Becoming Elissa…

Today my older daughter celebrated a birthday. This is my fourth year of blogging and although I wished Elissa a Happy Birthday through text, Facebook and in person, I wasn't going to do a birthday blog post this year, since I've done several in the years past.

So this is not a birthday post. This is a post about Elissa, that happens to be on her birthday.

As I left the house this morning to go show property, my thoughts were on my daughter, my firstborn. Memories flipped through my consciousness, like a movie of her life. She's always had a will and mind of her own, even as an infant. She hated to sleep, preferring instead to look around and study everything. Her petite size led people to believe she was younger than her actual age. They were shocked when she piped up in her high voice and spoke of things way beyond her years. She was, and still is, an old soul.

I have learned so much from Elissa. She taught me about being a mother and loving unconditionally. Because her personality is very different from mine, she expanded my perspectives, shattered old beliefs, and challenged me to grow. Elissa loves horses. Watching her as a teen, as she worked with yearlings, helped me to see that raising children was less about control and discipline and more about seeing the gifts a child is born with and creating an encouraging and supportive environment to develop in.

As my daughter entered adulthood, life presented both blessings and challenges, as it does for all of us. My bright, artistic, strong, empathic daughter feels the pains and griefs of the world keenly. She is a very real person in a very false society, to paraphrase a treasured children's story. My regret, as her mom, is that years ago, I didn't know how to listen deeply enough to the story Elissa was trying to tell me, through her words and her silences, her actions and her own pain.

She continued to grow and strive and seek. I learned to hear with different ears and a bigger perspective. I learned it was okay to struggle to find your place in the world. Elissa's survival skills turned into thriving and then peace and an acceptance of her own courageous heart. She is still learning how to offer out of that heart. I am proud to be a witness to her life.

Elissa has a good man who journeys with her and each of them brought a son into their blended family. My child has raised a child. And in watching my daughter be a parent, I have seen grace and deep love and openness and sacrifice. Next week my daughter will escort her son to a university several hours away, and drive home without him. Her tender tears and strong determination to launch him successfully onto his own path touches my own heart deeply.

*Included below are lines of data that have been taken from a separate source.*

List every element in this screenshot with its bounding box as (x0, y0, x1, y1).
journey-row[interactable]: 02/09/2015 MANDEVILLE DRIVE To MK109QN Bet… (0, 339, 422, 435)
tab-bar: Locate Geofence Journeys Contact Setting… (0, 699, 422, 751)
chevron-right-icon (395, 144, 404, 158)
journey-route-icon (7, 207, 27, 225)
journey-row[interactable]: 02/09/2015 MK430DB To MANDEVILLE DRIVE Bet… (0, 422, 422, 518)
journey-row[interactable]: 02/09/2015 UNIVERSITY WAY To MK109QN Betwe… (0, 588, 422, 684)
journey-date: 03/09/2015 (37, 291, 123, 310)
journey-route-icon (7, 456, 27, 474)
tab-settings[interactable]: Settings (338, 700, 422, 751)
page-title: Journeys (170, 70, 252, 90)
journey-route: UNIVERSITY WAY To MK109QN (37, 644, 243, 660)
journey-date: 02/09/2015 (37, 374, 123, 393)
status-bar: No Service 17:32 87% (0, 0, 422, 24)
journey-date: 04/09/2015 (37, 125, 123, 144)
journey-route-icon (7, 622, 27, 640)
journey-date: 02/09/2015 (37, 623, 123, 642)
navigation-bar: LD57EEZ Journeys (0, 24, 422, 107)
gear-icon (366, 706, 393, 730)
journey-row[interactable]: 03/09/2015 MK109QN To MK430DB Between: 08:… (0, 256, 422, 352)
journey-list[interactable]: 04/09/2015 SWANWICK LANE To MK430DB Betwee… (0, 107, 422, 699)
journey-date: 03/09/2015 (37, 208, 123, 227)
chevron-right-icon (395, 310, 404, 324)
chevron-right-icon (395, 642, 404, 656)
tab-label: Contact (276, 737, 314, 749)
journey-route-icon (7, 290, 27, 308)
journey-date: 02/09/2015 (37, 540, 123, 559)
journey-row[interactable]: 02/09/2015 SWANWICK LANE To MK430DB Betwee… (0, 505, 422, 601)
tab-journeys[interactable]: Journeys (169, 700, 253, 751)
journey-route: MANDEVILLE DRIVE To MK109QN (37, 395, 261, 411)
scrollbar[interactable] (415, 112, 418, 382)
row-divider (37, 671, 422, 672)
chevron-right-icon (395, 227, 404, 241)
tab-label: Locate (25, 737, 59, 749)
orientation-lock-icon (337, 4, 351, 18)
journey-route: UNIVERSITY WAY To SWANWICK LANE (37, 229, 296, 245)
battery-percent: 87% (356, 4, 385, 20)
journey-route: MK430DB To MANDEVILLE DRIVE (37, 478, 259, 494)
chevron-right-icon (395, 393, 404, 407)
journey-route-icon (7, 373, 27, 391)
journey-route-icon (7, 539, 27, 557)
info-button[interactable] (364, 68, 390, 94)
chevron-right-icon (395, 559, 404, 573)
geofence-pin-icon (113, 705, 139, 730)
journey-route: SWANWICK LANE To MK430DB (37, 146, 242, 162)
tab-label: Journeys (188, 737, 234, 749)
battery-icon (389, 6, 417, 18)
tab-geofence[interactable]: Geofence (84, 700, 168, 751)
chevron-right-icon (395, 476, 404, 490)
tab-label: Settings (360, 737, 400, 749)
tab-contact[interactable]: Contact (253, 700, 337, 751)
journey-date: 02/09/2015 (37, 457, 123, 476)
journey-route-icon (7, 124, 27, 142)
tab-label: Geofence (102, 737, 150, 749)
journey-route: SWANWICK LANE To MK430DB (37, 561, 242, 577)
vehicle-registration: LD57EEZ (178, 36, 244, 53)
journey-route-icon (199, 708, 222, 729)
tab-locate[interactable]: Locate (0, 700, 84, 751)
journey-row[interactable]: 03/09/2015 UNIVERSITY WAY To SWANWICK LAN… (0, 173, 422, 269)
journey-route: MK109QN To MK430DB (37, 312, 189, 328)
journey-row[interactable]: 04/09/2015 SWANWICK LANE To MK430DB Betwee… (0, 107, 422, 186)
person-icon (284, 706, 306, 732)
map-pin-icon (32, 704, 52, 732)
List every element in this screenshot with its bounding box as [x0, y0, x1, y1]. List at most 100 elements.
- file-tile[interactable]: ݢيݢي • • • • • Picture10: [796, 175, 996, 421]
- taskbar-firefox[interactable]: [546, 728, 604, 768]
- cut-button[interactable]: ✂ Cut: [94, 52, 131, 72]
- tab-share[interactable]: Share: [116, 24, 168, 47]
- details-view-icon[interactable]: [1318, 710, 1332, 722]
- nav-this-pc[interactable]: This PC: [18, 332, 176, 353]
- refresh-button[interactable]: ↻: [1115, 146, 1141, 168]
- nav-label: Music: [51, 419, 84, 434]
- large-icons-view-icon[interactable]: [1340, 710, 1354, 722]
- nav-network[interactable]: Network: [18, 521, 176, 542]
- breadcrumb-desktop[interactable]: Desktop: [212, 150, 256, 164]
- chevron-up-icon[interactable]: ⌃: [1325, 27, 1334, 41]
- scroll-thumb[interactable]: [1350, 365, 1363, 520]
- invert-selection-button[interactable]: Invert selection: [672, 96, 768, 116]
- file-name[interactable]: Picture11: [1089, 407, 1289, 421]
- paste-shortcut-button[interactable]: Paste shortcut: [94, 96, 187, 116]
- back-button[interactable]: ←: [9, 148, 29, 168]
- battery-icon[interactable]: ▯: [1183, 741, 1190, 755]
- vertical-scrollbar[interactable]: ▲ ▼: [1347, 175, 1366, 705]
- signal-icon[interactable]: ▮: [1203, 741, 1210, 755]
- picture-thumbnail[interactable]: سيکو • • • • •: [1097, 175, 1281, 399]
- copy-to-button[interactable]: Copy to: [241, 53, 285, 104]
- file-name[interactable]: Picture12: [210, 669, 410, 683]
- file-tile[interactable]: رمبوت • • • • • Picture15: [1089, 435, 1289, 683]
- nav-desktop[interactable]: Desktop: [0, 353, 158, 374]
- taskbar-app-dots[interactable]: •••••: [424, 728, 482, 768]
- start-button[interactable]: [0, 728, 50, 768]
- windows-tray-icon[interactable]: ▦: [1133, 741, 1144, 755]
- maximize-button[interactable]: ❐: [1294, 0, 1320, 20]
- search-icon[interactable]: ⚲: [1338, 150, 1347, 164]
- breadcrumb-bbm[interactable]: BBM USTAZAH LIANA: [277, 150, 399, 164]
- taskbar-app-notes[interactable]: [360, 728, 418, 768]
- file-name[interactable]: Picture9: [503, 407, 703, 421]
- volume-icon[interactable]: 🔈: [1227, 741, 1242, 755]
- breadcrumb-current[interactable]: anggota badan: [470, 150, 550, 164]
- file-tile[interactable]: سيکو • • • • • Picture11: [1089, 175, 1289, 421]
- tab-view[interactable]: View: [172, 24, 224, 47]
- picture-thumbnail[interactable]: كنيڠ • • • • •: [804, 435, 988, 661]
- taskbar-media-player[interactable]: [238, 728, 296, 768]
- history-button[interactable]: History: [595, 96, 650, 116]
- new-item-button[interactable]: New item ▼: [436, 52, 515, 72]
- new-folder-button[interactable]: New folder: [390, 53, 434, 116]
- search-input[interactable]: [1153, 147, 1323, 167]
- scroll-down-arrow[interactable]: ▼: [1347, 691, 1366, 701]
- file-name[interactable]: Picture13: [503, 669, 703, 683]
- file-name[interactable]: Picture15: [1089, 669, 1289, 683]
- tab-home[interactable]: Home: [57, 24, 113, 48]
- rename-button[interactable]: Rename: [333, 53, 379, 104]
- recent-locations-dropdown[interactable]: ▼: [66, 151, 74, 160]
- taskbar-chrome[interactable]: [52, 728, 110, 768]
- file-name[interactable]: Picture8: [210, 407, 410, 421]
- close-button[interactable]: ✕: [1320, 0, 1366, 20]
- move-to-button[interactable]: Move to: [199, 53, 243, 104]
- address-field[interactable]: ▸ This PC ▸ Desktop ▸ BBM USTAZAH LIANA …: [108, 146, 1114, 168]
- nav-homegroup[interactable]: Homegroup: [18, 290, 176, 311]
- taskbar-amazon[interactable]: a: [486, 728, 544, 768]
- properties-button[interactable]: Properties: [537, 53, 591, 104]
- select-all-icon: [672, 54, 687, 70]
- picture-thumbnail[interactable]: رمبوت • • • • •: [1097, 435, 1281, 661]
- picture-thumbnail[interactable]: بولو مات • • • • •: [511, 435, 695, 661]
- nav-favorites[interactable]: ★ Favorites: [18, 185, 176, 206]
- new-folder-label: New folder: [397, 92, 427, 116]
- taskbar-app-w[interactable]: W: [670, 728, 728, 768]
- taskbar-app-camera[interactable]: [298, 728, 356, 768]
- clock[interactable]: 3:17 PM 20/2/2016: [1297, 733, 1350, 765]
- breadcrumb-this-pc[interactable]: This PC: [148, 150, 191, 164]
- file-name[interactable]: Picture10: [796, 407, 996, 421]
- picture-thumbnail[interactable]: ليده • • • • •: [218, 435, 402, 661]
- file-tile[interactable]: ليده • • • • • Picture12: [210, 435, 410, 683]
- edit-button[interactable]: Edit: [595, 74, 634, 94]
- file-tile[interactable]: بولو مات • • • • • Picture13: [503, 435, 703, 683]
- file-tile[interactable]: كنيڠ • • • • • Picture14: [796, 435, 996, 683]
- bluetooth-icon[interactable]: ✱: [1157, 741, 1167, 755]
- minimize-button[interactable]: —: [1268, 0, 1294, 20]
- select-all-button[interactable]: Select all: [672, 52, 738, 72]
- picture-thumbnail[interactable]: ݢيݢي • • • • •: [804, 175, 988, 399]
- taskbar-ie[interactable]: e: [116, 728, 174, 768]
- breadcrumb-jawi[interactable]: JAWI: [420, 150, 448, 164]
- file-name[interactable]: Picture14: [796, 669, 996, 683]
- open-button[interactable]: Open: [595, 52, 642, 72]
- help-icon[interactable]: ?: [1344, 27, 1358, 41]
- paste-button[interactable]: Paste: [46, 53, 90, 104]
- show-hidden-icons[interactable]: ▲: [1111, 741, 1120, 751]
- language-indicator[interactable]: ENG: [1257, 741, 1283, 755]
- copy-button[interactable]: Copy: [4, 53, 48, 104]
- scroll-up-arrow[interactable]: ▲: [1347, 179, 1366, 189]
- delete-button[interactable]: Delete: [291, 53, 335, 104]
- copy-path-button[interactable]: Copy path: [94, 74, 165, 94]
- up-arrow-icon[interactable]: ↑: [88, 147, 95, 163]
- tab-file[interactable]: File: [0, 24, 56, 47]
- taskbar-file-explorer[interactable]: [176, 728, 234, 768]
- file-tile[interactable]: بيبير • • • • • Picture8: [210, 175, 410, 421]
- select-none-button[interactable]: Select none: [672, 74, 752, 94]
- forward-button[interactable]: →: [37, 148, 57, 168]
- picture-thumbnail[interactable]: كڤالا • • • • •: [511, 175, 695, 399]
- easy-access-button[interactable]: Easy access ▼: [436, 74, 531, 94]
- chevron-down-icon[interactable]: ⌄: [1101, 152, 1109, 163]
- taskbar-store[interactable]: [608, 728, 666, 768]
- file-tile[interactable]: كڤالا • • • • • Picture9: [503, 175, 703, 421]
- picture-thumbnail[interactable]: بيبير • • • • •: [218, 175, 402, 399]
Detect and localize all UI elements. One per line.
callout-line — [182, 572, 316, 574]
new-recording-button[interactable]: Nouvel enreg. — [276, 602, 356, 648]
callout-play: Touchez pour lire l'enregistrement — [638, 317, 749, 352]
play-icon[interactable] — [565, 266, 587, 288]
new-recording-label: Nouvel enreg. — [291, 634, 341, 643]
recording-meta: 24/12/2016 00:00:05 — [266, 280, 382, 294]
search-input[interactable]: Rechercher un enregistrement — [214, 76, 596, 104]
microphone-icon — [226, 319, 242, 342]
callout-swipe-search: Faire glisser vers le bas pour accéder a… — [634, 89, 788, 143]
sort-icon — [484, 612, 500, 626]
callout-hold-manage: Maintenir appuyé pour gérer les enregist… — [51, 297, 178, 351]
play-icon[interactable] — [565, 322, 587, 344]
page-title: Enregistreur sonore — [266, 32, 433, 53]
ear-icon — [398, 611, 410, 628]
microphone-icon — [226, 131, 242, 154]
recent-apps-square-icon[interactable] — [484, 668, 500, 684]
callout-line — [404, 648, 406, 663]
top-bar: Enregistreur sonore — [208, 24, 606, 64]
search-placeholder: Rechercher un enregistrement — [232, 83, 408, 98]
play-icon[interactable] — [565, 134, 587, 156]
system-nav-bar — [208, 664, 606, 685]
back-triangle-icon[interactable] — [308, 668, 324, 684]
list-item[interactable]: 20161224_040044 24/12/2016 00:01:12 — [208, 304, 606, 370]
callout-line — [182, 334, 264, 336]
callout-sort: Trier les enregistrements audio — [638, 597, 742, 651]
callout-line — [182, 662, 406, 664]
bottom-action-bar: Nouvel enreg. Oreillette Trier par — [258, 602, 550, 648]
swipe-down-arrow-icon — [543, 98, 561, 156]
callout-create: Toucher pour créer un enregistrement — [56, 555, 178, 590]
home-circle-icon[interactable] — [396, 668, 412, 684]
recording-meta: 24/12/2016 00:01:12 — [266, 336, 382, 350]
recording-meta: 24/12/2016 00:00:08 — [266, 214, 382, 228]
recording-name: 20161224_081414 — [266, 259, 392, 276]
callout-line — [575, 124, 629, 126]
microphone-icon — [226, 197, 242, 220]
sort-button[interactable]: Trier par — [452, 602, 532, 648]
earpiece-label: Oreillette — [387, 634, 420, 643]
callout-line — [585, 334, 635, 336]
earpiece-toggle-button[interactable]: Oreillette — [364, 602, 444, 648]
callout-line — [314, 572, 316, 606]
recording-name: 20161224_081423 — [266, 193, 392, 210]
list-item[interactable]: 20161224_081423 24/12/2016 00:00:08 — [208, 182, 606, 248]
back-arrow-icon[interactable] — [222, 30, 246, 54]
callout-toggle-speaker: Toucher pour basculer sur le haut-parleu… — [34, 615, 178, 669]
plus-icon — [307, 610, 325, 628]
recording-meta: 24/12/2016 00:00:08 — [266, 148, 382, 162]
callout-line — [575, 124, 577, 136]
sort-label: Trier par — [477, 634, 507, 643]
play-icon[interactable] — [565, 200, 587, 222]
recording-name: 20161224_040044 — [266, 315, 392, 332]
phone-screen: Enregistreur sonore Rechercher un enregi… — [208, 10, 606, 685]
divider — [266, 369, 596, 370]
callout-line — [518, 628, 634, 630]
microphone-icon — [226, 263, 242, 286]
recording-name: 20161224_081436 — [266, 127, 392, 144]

Recently my 18 year grandson made public that he is bisexual. I am so proud of him for his openness and his desire to live authentically as the person he is. Elissa has raised her son to speak his mind and offer his heart. He is fearless. He is the future. As the time draws near for Dayan to leave for college, Elissa got a couple of tattoos, one on each of her forearms. One is the Italian phrase cogli l'attimo…pick up this moment…hold this moment. The other is a series of dots, rainbow dots, in honor of her son. She said if Dayan could be brave enough to live his story transparently, she could be courageous enough to wear the rainbow on her arm, for him. What love.

As I neared my destination this morning, I considered what tattoo I would get, in honor of my daughter and her story. I am not going to get an actual tattoo, not at this time, but I asked aloud, in the empty car, What symbol would be perfect for Elissa? Immediately the Velveteen Rabbit came to mind. Elissa loves this story of the stuffed rabbit who becomes real through the love of his boy. The rabbit becomes a bit tattered with the joys and pains of life and love. But he becomes Real. Authentic. He Becomes. He is. And he learns once you become Real, you can't become unreal again. It lasts for always.

Elissa has become Real. My love, her dad's love, her sister's and her brother's, her whole family's love, her husband's and stepson's love…all have contributed to her becoming. Like the Rabbit's boy and his fierce love, her boy's love, that full of trust, unconditional, straight from a child's heart kind of love, opened a space around her and within her, so that she could become Real…so she could become fully Elissa.

I drew the Velveteen Rabbit for Elissa, with his scruffy fur and his soulful eyes and his hint of a smile, on his way to becoming Real. I inked him in and colored him with my pencils. He reminds me of Elissa's courage and her great mind and greater heart. He reminds me of her love for her sons and her husband and her family. And the Velveteen Rabbit reminds me of Elissa's love for me.

"When a child loves you for a long, long time, not just to play with but REALLY loves you, you become Real." The Velveteen Rabbit

Elissa, my child, my firstborn, the one whose birth on this date years ago made me a mom, has helped me to become Real too. My love overflows.